Sinn Féin's Mary Lou McDonald described Justice Minister Charlie Flanagan's speech as a long-winded way of telling the opposition to mind its own business.
Mr Flanagan said it would be unconstitutional for him to discuss how three High Court judges were overlooked for a new job, in favour of the former Attorney General.
He said Cabinet discussions around who to nominate for judicial roles are covered by Cabinet confidentiality.
Minister Flanagan said it would also be unfair to the other judges to talk about applications they did not make.
He said: "In fairness to any such member of the judiciary who may have expressed such interest, we're hardly going to lay out for political and public consumption the names and details of serving judges who have chosen to put themselves forward for more senior positions.
"Would we not be rightly castigated for doing such?"
Fianna Fáil also said the laws on judicial appointments, introduced by Fine Gael after a similar controversy, were "simply ignored".
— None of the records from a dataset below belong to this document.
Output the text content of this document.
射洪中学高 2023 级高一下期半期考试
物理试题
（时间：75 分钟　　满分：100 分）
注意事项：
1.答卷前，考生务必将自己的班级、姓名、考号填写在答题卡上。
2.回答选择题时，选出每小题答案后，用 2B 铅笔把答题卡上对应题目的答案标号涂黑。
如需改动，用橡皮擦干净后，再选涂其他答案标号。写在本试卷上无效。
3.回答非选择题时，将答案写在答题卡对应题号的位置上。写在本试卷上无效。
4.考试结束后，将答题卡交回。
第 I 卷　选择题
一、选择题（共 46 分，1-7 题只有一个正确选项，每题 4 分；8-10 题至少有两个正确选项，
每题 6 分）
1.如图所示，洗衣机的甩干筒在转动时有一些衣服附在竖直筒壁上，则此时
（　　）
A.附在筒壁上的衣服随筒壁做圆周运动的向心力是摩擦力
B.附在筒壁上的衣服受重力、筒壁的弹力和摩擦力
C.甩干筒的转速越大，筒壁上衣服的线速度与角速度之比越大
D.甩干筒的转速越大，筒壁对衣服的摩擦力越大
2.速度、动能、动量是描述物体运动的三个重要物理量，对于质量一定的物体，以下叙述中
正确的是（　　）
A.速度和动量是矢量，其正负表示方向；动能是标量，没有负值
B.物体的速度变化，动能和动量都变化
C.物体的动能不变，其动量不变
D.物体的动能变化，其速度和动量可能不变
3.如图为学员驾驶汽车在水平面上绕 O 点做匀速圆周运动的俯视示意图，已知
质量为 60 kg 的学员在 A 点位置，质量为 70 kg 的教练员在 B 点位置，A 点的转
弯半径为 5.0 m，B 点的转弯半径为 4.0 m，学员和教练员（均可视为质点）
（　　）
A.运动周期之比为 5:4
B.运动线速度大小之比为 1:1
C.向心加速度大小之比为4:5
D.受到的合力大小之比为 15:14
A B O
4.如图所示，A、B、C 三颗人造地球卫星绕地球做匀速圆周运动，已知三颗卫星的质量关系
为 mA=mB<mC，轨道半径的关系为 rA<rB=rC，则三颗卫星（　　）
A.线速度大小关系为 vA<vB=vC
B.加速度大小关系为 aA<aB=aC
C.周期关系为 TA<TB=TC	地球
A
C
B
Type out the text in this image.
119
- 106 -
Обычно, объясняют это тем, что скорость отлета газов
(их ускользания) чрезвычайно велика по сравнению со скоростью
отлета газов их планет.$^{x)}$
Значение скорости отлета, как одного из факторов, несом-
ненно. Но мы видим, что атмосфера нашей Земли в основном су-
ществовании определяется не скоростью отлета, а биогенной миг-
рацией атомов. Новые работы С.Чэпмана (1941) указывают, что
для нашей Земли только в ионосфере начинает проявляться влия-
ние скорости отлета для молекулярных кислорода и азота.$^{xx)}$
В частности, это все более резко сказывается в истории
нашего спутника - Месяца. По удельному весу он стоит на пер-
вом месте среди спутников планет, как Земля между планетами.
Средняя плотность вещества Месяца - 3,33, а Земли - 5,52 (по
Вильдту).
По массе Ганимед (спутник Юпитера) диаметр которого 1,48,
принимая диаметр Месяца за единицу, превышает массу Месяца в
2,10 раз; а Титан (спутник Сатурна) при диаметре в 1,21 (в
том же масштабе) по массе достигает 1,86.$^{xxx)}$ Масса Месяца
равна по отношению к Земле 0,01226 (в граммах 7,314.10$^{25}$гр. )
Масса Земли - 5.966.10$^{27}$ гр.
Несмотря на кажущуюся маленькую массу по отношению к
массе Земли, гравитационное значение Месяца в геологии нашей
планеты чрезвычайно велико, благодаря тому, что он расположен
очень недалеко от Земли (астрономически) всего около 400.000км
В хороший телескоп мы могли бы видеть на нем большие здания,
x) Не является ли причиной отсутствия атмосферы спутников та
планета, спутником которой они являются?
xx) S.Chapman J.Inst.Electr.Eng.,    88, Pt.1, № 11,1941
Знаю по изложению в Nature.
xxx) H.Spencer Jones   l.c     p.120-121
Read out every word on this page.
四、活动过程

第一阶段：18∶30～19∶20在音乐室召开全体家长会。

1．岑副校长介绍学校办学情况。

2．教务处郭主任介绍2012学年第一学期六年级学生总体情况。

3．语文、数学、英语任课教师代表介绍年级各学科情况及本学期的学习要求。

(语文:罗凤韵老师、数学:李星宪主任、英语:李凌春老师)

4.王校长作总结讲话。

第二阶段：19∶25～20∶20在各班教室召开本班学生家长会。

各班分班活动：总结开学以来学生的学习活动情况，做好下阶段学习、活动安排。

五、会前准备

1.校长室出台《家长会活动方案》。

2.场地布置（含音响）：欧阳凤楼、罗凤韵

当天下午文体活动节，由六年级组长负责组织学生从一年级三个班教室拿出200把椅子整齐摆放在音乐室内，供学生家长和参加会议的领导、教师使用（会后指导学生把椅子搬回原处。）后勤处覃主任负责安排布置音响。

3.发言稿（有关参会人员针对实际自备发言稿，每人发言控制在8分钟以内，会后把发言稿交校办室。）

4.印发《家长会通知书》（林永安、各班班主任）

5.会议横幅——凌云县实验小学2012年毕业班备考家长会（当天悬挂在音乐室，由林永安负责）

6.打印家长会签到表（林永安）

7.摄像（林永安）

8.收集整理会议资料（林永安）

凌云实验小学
However, it has emerged during a Dáil debate that the Fianna Fáil leader Micheál Martin rang Taoiseach Leo Varadkar on Sunday to complain about Ms Whelan's candidacy.
Ms McDonald said that is a sign that Mr Martin is trying to control matters he should not.
She said: "The conversation was not just a casual tete-a-tete between the leader of Fine Gael and the leader of Fianna Fáil.
"It was very directly an attempt by Micheál Martin to prevent an appointment to the bench by government."